I know it is starting to sound that I am unhappy being single, but it is more that I am upset that I am again, not seems to be moving on. I frankly really don't know what to do anymore. I no longer wanting to play the dating game anymore, because I am done with jerks. And I had met a few little ones along the way. I don't want to be stationary, and yet I don't know how to move forward. What am I supposed to do?

Yesterday after jazz class, a woman came to us and started chatting. She told us that since we are young, don't waste time working because we don't want to be on our deathbed wishing that we have done sth or more of this/ that. Essentially, we need to have a work life balance. I asked myself this question yesterday night on what I would say on my deathbed. And my answer is, I wish I had danced more. And right now I am dancing as much as I could afford to. But even though I got this part right, why am I still feeling that I am not moving forward? Am I just being weird or thinking too much?

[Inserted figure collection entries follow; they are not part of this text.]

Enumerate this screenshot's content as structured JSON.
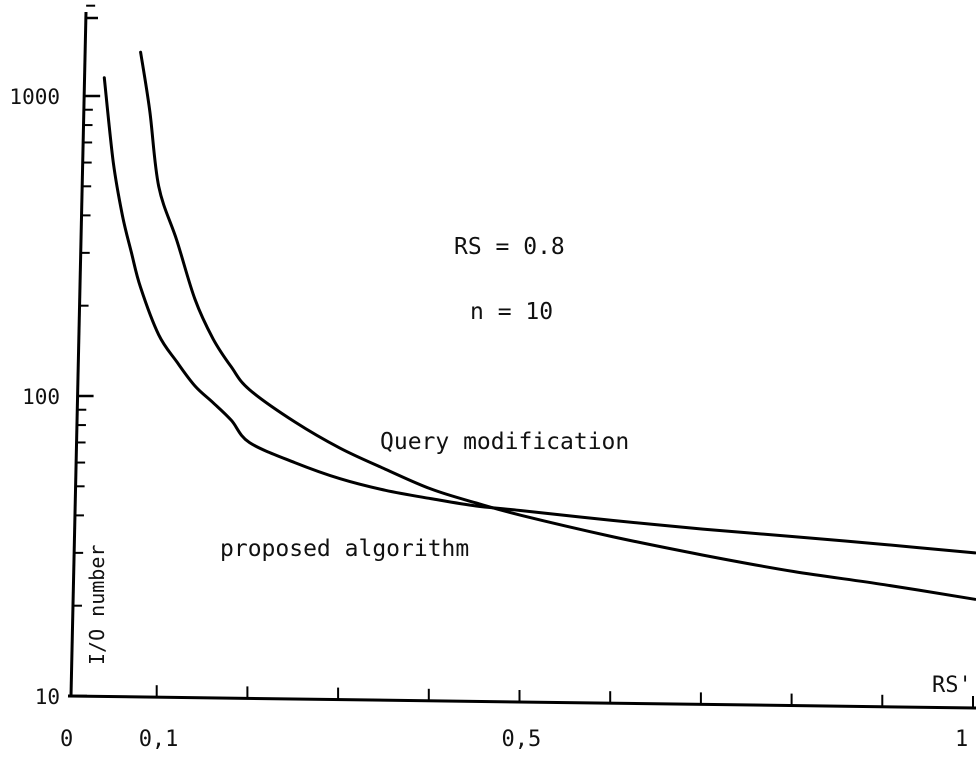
{
  "chart_data": {
    "type": "line",
    "xlabel": "RS'",
    "ylabel": "I/O number",
    "x_scale": "linear",
    "y_scale": "log",
    "xlim": [
      0,
      1
    ],
    "ylim": [
      10,
      2000
    ],
    "x_ticks": [
      0,
      0.1,
      0.2,
      0.3,
      0.4,
      0.5,
      0.6,
      0.7,
      0.8,
      0.9,
      1
    ],
    "x_tick_labels": [
      {
        "value": 0,
        "label": "0"
      },
      {
        "value": 0.1,
        "label": "0,1"
      },
      {
        "value": 0.5,
        "label": "0,5"
      },
      {
        "value": 1,
        "label": "1"
      }
    ],
    "y_tick_labels": [
      {
        "value": 10,
        "label": "10"
      },
      {
        "value": 100,
        "label": "100"
      },
      {
        "value": 1000,
        "label": "1000"
      }
    ],
    "annotations": [
      "RS = 0.8",
      "n = 10"
    ],
    "series": [
      {
        "name": "Query modification",
        "x": [
          0.08,
          0.09,
          0.1,
          0.12,
          0.14,
          0.16,
          0.18,
          0.2,
          0.25,
          0.3,
          0.35,
          0.4,
          0.45,
          0.5,
          0.6,
          0.7,
          0.8,
          0.9,
          1.0
        ],
        "y": [
          1400,
          900,
          500,
          330,
          210,
          155,
          125,
          105,
          82,
          67,
          57,
          49,
          44,
          40,
          34,
          29.5,
          26,
          23.5,
          21
        ]
      },
      {
        "name": "proposed algorithm",
        "x": [
          0.04,
          0.05,
          0.06,
          0.07,
          0.08,
          0.1,
          0.12,
          0.14,
          0.16,
          0.18,
          0.2,
          0.25,
          0.3,
          0.35,
          0.4,
          0.45,
          0.5,
          0.6,
          0.7,
          0.8,
          0.9,
          1.0
        ],
        "y": [
          1150,
          600,
          400,
          300,
          230,
          160,
          130,
          108,
          95,
          83,
          70,
          60,
          53,
          48.5,
          45.5,
          43,
          41.5,
          38.5,
          36,
          34,
          32,
          30
        ]
      }
    ]
  }
}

I hate thinking. I wish I can just take out my brains and not think today.

I know nobody will ever know that I am feeling upset, because I never let my unhappiness show. To everyone else, I am a bubbly, happy, nothing-can-get-me-down girl. But still deep down, I need assurance. I am upset. And I know I will never get the comfort I need, because nobody knows.

I am an onion of myself all over again, putting many different layers of myself on top of my true self to protect myself. When will I ever be able to let go of all these layers and reveal who I am to the world?

Maybe I am hitting a bad phase again. Physically, I am hitting a bad phase also because I have been getting big and small injuries for the last 2 months. I twisted my knee (again), bruises all over my legs, wounds on calves and knees and the most recent one, suspected tendon tear on my left toe. Did an x-ray to ensure that I didn't have a fracture, which I didn't, thank goodness. Gave me a really bad scare. Or else I would be out for 6 weeks, which would really kill me! I already can't stand being away for 3 days, let alone 6 weeks. I realised that the art of staying active is also to know how to avoid injuries. I have to start training for muscles strength in order to get less injuries. So, the latest now is that I am out for a week due to my toe, and hopefully this is the last of all the chain injuries that I am getting for a long while.

Ok, I am done with a super long post again. Cheerios

**I know I have not been blogging frequently, but I tend to only blog when I get inspiration to write. And usually inspirations requires me to be emotionally charged, and that's why I tend to write longer. But I know my best entries are the longest, saddest, soppiest ones, which tend to be the posts that I wrote the fastest. If I am not blogging, it is a good thing because it means that my life is peaceful or rather, I am at peace with myself.